Evaluating Agents without Rewards
This work is significant for researchers developing intrinsically motivated agents, as it suggests that intrinsic objectives can be better indicators of human-like behavior than task rewards, potentially accelerating the design of more human-aligned AI.
This paper tackles the problem of evaluating agents without explicit reward functions by retrospectively computing and comparing intrinsic objectives on pre-collected datasets. They found that input entropy, information gain, and empowerment correlate more strongly with human behavior similarity than with task reward across seven agents and multiple games.

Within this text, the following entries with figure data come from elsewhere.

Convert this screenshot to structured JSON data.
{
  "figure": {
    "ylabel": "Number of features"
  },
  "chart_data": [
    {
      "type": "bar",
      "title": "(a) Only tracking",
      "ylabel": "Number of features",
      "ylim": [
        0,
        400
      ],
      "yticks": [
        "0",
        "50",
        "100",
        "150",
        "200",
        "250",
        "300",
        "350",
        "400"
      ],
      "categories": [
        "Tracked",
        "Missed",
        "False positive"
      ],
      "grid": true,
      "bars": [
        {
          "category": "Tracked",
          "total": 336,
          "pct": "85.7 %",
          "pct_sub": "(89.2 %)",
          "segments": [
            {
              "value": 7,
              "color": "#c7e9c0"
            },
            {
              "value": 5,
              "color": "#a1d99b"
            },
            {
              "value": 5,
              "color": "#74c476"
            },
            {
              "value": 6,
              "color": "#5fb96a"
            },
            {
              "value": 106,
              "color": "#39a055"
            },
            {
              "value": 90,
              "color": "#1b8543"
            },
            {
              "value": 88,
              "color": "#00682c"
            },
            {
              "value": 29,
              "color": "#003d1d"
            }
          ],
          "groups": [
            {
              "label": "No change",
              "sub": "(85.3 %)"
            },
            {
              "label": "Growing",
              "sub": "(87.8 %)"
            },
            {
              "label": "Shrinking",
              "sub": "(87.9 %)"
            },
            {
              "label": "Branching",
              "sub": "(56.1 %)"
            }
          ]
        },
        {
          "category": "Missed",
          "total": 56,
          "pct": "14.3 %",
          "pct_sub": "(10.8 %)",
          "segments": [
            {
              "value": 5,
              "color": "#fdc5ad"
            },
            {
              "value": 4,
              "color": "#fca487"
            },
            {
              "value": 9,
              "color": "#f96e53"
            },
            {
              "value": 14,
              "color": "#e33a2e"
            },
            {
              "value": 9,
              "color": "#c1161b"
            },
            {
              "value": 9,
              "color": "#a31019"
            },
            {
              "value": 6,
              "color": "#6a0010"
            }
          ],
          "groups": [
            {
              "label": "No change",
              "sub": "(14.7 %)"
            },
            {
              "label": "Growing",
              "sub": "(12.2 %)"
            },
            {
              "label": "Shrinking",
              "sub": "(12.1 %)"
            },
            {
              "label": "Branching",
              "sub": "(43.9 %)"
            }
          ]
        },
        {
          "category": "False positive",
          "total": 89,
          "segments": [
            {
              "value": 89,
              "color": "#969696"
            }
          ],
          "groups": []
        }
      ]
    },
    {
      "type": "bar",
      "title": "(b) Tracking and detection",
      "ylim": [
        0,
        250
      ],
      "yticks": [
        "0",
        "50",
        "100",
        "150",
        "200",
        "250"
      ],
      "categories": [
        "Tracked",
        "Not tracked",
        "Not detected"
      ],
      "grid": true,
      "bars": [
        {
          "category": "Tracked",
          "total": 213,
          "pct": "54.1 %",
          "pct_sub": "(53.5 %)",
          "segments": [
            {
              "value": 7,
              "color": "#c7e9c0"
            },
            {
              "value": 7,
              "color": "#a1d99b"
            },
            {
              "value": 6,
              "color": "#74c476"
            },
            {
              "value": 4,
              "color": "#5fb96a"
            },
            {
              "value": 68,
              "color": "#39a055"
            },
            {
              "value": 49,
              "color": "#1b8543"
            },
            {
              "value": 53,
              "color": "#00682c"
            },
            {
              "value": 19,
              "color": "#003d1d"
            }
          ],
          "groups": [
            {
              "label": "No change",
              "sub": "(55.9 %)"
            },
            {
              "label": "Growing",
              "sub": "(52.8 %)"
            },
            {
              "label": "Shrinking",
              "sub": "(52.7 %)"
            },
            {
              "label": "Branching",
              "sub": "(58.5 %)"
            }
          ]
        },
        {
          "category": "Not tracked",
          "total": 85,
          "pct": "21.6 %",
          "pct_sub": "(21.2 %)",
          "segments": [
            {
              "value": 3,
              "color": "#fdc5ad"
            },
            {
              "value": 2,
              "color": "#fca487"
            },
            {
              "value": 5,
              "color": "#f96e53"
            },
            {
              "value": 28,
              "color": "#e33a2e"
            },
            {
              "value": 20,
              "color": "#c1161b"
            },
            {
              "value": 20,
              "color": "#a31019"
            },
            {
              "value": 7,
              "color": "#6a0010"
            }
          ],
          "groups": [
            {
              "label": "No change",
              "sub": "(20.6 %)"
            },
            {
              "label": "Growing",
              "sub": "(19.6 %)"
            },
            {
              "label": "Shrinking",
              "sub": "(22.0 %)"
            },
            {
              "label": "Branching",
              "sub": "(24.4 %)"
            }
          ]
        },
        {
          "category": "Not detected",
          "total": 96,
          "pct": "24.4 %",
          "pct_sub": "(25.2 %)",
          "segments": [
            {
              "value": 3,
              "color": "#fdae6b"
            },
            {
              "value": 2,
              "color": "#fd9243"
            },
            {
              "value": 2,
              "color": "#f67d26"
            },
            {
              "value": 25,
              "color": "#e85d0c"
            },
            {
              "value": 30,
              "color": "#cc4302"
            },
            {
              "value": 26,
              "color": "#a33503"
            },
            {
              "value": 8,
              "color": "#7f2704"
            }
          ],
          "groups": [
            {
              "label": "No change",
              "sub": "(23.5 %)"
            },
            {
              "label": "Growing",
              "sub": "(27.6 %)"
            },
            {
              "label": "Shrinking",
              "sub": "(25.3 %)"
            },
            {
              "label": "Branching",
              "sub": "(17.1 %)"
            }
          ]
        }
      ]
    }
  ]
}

Reinforcement learning has enabled agents to solve challenging tasks in unknown environments. However, manually crafting reward functions can be time consuming, expensive, and error prone to human error. Competing objectives have been proposed for agents to learn without external supervision, but it has been unclear how well they reflect task rewards or human behavior. To accelerate the development of intrinsic objectives, we retrospectively compute potential objectives on pre-collected datasets of agent behavior, rather than optimizing them online, and compare them by analyzing their correlations. We study input entropy, information gain, and empowerment across seven agents, three Atari games, and the 3D game Minecraft. We find that all three intrinsic objectives correlate more strongly with a human behavior similarity metric than with task reward. Moreover, input entropy and information gain correlate more strongly with human similarity than task reward does, suggesting the use of intrinsic objectives for designing agents that behave similarly to human players.